Provide evidence of your authority checks by demonstrating how different user levels can access, create, modify or delete electronic records. You should also show how unauthorized users are unable to complete some of these actions.
It’s advised that you have at least two user controls — a general and an administrator level. It’s not uncommon, however, for companies to maintain more. If you discover that your business could use more, note it in your summary report.
A critical compliance requirement for 21 CFR Part 11 is training. When you validate your company’s walkthroughs for handling electronic records, you’re confirming that your team carries the necessary skills, expertise and knowledge for their day-to-day interactions with these files.
For this standard, provide the FDA with a copy of your SOPs. Depending on the systems and devices your company uses, you can also include certifications demonstrating that your team underwent training for operating 21 CFR Part 11-compliant hardware.
Another technique many companies incorporate into their policies is issuing a training certification to employees. The signed certification acts as proof and confirmation that a staff member completed and succeeded in learning your organization’s operating procedures.
Following an in-depth examination of your system, as well as procedural and testing controls, your team will “certify” the validation of your company’s systems.

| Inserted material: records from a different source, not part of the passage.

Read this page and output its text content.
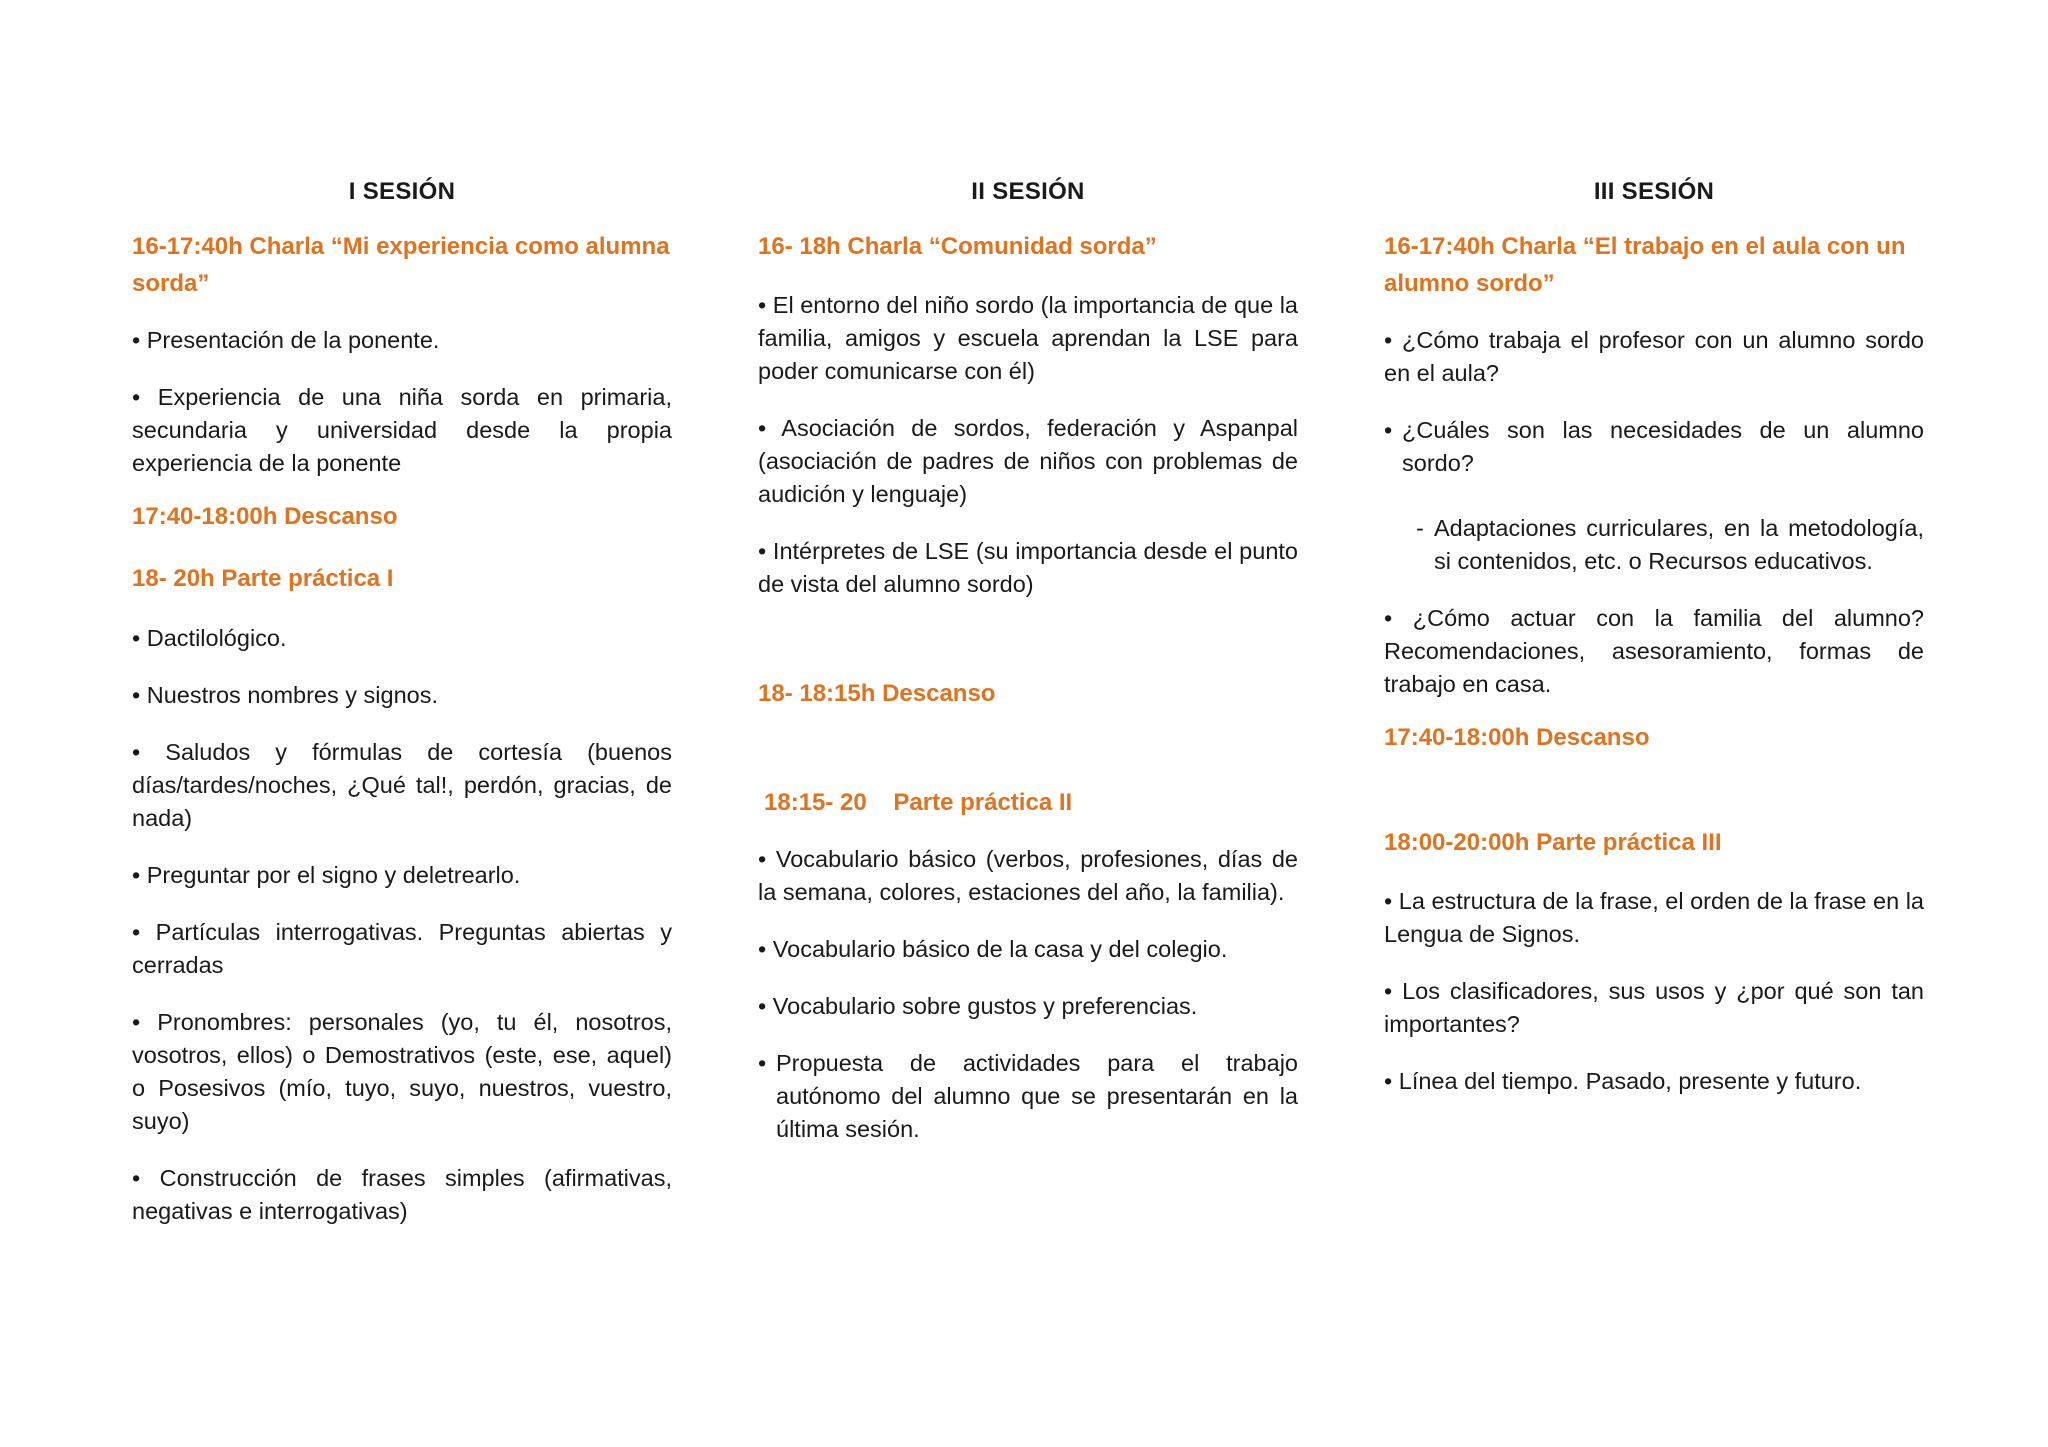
I SESIÓN
16-17:40h Charla “Mi experiencia como alumna sorda”
• Presentación de la ponente.
• Experiencia de una niña sorda en primaria, secundaria y universidad desde la propia experiencia de la ponente
17:40-18:00h Descanso
18- 20h Parte práctica I
• Dactilológico.
• Nuestros nombres y signos.
• Saludos y fórmulas de cortesía (buenos días/tardes/noches, ¿Qué tal!, perdón, gracias, de nada)
• Preguntar por el signo y deletrearlo.
• Partículas interrogativas. Preguntas abiertas y cerradas
• Pronombres: personales (yo, tu él, nosotros, vosotros, ellos) o Demostrativos (este, ese, aquel) o Posesivos (mío, tuyo, suyo, nuestros, vuestro, suyo)
• Construcción de frases simples (afirmativas, negativas e interrogativas)
II SESIÓN
16- 18h Charla “Comunidad sorda”
• El entorno del niño sordo (la importancia de que la familia, amigos y escuela aprendan la LSE para poder comunicarse con él)
• Asociación de sordos, federación y Aspanpal (asociación de padres de niños con problemas de audición y lenguaje)
• Intérpretes de LSE (su importancia desde el punto de vista del alumno sordo)
18- 18:15h Descanso
18:15- 20    Parte práctica II
• Vocabulario básico (verbos, profesiones, días de la semana, colores, estaciones del año, la familia).
• Vocabulario básico de la casa y del colegio.
• Vocabulario sobre gustos y preferencias.
• Propuesta de actividades para el trabajo autónomo del alumno que se presentarán en la última sesión.
III SESIÓN
16-17:40h Charla “El trabajo en el aula con un alumno sordo”
• ¿Cómo trabaja el profesor con un alumno sordo en el aula?
• ¿Cuáles son las necesidades de un alumno sordo?
- Adaptaciones curriculares, en la metodología, si contenidos, etc. o Recursos educativos.
• ¿Cómo actuar con la familia del alumno? Recomendaciones, asesoramiento, formas de trabajo en casa.
17:40-18:00h Descanso
18:00-20:00h Parte práctica III
• La estructura de la frase, el orden de la frase en la Lengua de Signos.
• Los clasificadores, sus usos y ¿por qué son tan importantes?
• Línea del tiempo. Pasado, presente y futuro.
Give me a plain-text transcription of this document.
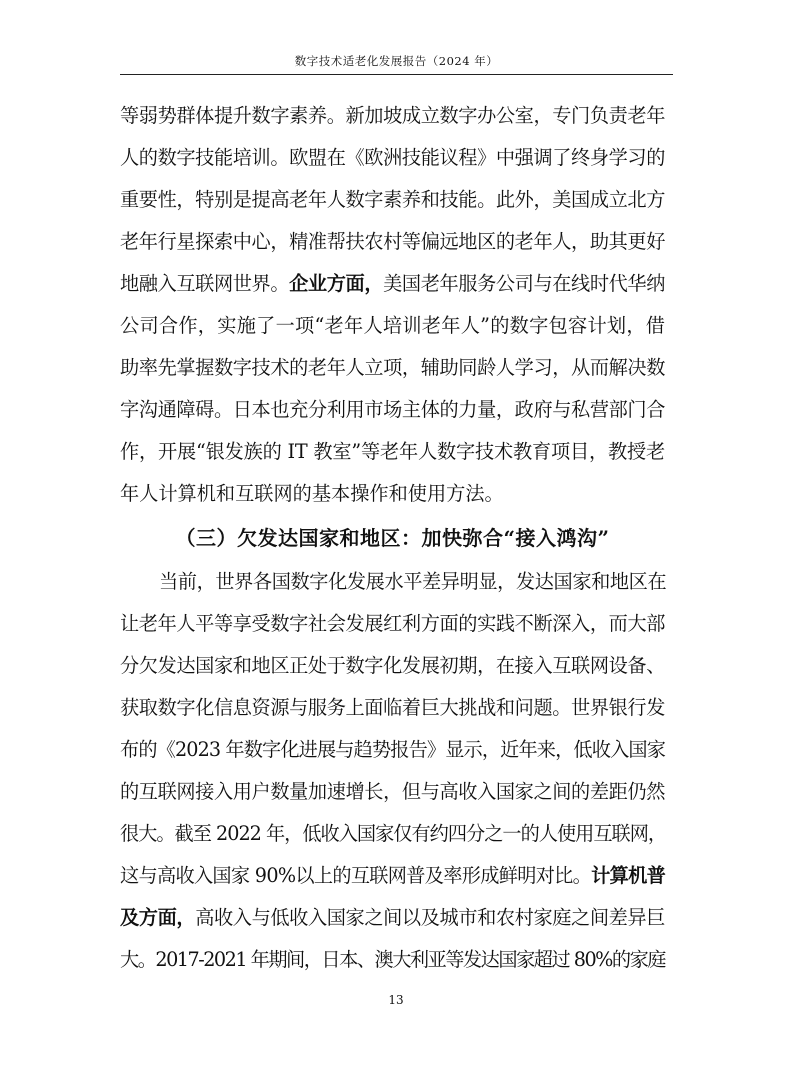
数字技术适老化发展报告（2024 年）
等弱势群体提升数字素养。新加坡成立数字办公室，专门负责老年
人的数字技能培训。欧盟在《欧洲技能议程》中强调了终身学习的
重要性，特别是提高老年人数字素养和技能。此外，美国成立北方
老年行星探索中心，精准帮扶农村等偏远地区的老年人，助其更好
地融入互联网世界。企业方面，美国老年服务公司与在线时代华纳
公司合作，实施了一项“老年人培训老年人”的数字包容计划，借
助率先掌握数字技术的老年人立项，辅助同龄人学习，从而解决数
字沟通障碍。日本也充分利用市场主体的力量，政府与私营部门合
作，开展“银发族的 IT 教室”等老年人数字技术教育项目，教授老
年人计算机和互联网的基本操作和使用方法。
（三）欠发达国家和地区：加快弥合“接入鸿沟”
当前，世界各国数字化发展水平差异明显，发达国家和地区在
让老年人平等享受数字社会发展红利方面的实践不断深入，而大部
分欠发达国家和地区正处于数字化发展初期，在接入互联网设备、
获取数字化信息资源与服务上面临着巨大挑战和问题。世界银行发
布的《2023 年数字化进展与趋势报告》显示，近年来，低收入国家
的互联网接入用户数量加速增长，但与高收入国家之间的差距仍然
很大。截至 2022 年，低收入国家仅有约四分之一的人使用互联网，
这与高收入国家 90%以上的互联网普及率形成鲜明对比。计算机普
及方面，高收入与低收入国家之间以及城市和农村家庭之间差异巨
大。2017-2021 年期间，日本、澳大利亚等发达国家超过 80%的家庭
13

If your controls require changes to meet the requirements of 21 CFR Part 11, make them before certification.
How 21 CFR Part 11 Guidelines Affect Data Logging
Many of the sectors affected by the 21 CFR Part 11 guidelines rely on data loggers. Pharmaceutical, food and healthcare organizations, for example, use temperature data loggers to monitor and ensure the viability of their products.
Due to the intense testing, resources and time required by 21 CFR Part 11, it’s critical for companies to have access to loggers that meet 21 CFR Part 11 compliance standards. Otherwise, your team is forced to commit more time and resources when validating your input sources, audit trails, system accessibility and more.
An example of a data logging solution designed to meet 21 CFR Part 11 requirements is the OCEAView software solution. While this versatile data logger tracks temperature, plus humidity, carbon dioxide, differential pressure and more, the ThermoServer / ThermoClient software suite allows data access, analyzing and reporting — and it’s been developed in accordance with 21 CFR Part 11 guidelines.
When you have a monitoring system approved for 21 CFR Part 11, you don’t have to worry about how the compliance requirements of 21 CFR Part 11 affect data logging. Your data-logger provider is already one step ahead, ensuring their products provide you with accurate, hassle-free information for your electronic records.